Norwegian Supreme Court Justice (born 1955)

Wilhelm Eger Matheson (born 5 May 1955) is a Norwegian Supreme Court Justice. Matheson took office in November 2009.

==Personal life==
Born in Oslo, he was divorced once and subsequently remarried; these marriages produced two children each.

== Education ==
Wilhelm Matheson graduated with a degree from the University of Oslo in 1982. He has been employed as higher executive officer and was legal adviser in the Law Department of the Norwegian Ministry of Justice and also as a guest researcher at the Max Planck institute in Freiburg, Germany. From 1987 to 1988, Matheson served as deputy judge at the district recorder office of Lier, Røyken and Hurum. In 1989 he was employed as deputy advocate in the law firm Mellbye, Schjoldager, Sejersted, Tenden. Between 1990 and 2009 he was employed as a lawyer and partner in Wiersholm. After this, he took the role of supreme court justice.

== Appointment to the Supreme Court ==
Matheson was appointed Supreme Court Justice on 31 October 2008 together with Bergljot Webster and Erik Møse. The process surrounding the 2008 appointments was criticised by professor of comparative politics at the University of Bergen, Gunnar Grendstad for a "lack of transparency". Journalist Hanne Skartveit (working for Verdens Gang) tried to push the three newly appointed judges to reveal their political positions in a selection of matters of public interest.
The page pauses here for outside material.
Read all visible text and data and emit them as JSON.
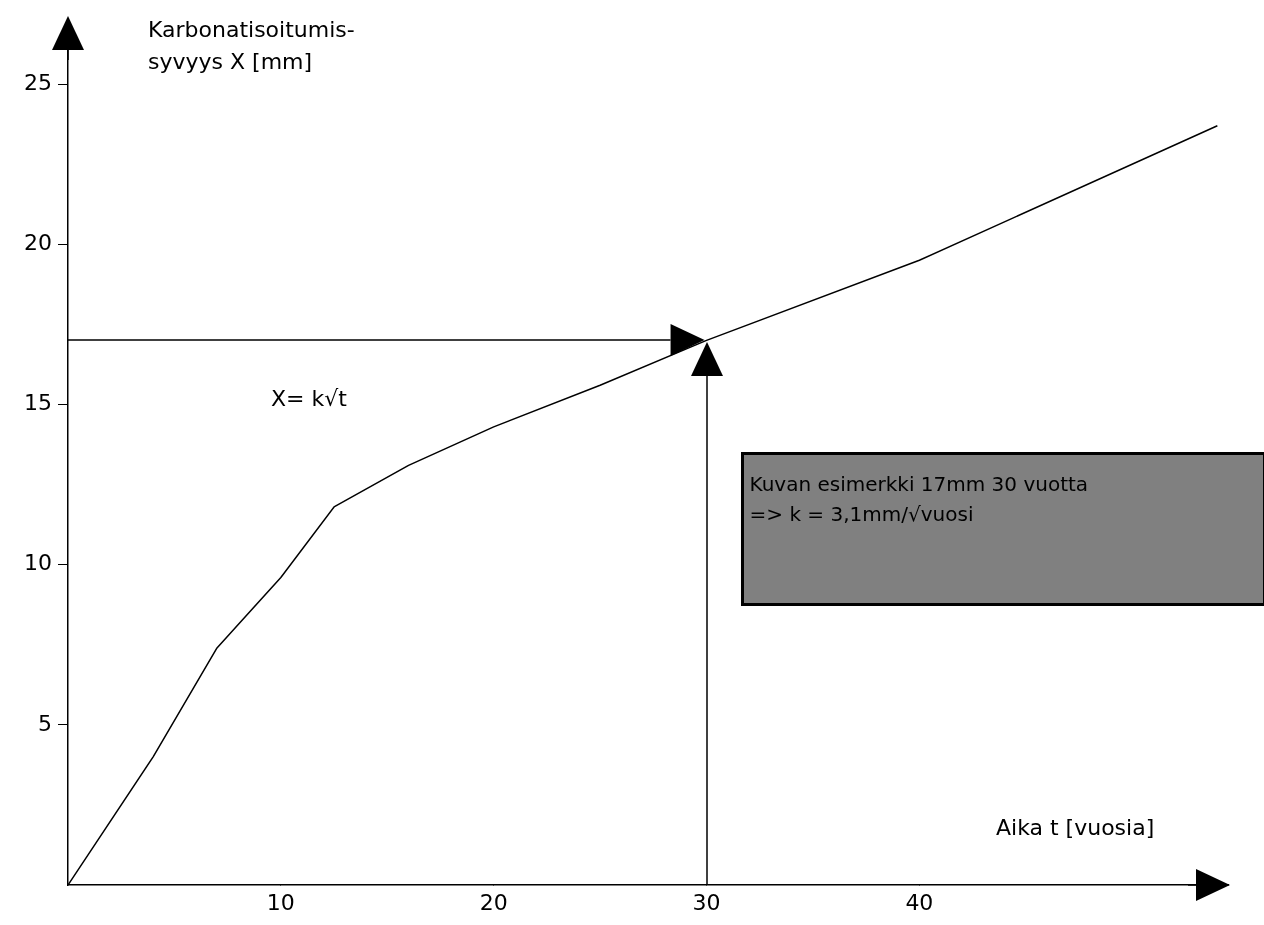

Matheson (and his two new colleagues) did not, however, accept the contentions of the critics and refused to bind themselves to positions that later could become subject to Supreme Court considerations.
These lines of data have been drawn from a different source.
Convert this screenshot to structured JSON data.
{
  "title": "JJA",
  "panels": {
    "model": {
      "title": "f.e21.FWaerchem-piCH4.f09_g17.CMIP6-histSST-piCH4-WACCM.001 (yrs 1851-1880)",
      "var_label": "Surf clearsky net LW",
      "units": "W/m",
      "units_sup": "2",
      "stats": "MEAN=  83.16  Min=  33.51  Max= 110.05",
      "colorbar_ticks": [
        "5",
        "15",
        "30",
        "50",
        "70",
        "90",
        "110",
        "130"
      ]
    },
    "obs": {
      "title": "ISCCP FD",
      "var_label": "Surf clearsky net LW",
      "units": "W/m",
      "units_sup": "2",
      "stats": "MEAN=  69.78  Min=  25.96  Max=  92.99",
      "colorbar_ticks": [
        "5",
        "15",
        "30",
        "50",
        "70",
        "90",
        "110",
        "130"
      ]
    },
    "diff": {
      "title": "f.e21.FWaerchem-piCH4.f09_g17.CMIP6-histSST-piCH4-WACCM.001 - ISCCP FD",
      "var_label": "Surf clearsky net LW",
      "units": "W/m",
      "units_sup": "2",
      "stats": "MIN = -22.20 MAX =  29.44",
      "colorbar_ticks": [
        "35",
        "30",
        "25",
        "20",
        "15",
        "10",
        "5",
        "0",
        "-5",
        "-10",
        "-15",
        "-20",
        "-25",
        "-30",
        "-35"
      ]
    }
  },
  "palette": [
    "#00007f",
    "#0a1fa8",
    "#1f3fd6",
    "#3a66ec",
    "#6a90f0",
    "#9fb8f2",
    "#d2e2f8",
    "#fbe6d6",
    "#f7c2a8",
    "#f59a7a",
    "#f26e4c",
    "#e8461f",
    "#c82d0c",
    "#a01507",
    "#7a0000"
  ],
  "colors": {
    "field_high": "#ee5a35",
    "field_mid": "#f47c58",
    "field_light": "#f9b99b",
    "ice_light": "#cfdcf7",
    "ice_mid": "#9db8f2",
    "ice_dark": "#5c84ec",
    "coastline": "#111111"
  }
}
== In the Supreme Court ==
Matheson expresses belief in the ideal of unbiased judges; however, he also considers it self-evident that decisions made in the court of law to some extent express the attitudes of the judges, and not "the so-called true law".

As of January 2011, Matheson has dissented in two Supreme Court decisions: One (in January 2010) regarding the demand from a kiosk-company demanding compensation for the loss of income in the Public Roads Administration in the aftermath of a landslide blocking a nearby road (and the kiosk's source of income). The majority of the three justices passed judgment in favour of the government, while the dissenting justices (counting two) argued that the government ought to be seen as responsible for the company's loss of income. Matheson wrote this dissent.

In the second case, of March 2010, Matheson was the sole dissenter against four justices in a case regarding compensation for non-pecuniary damages: The actor Gøril Mauseth demanded compensation from the Norwegian Broadcasting Company (NRK) in the aftermath of the screening of a nude scene including Mauseth from the movie Brent av frost, in conflict with a contract stipulating that this scene was not to be used in the purpose of marketing. The majority of four justices passed judgment in favour of Mauseth, against Matheson's lone dissent in favour of NRK.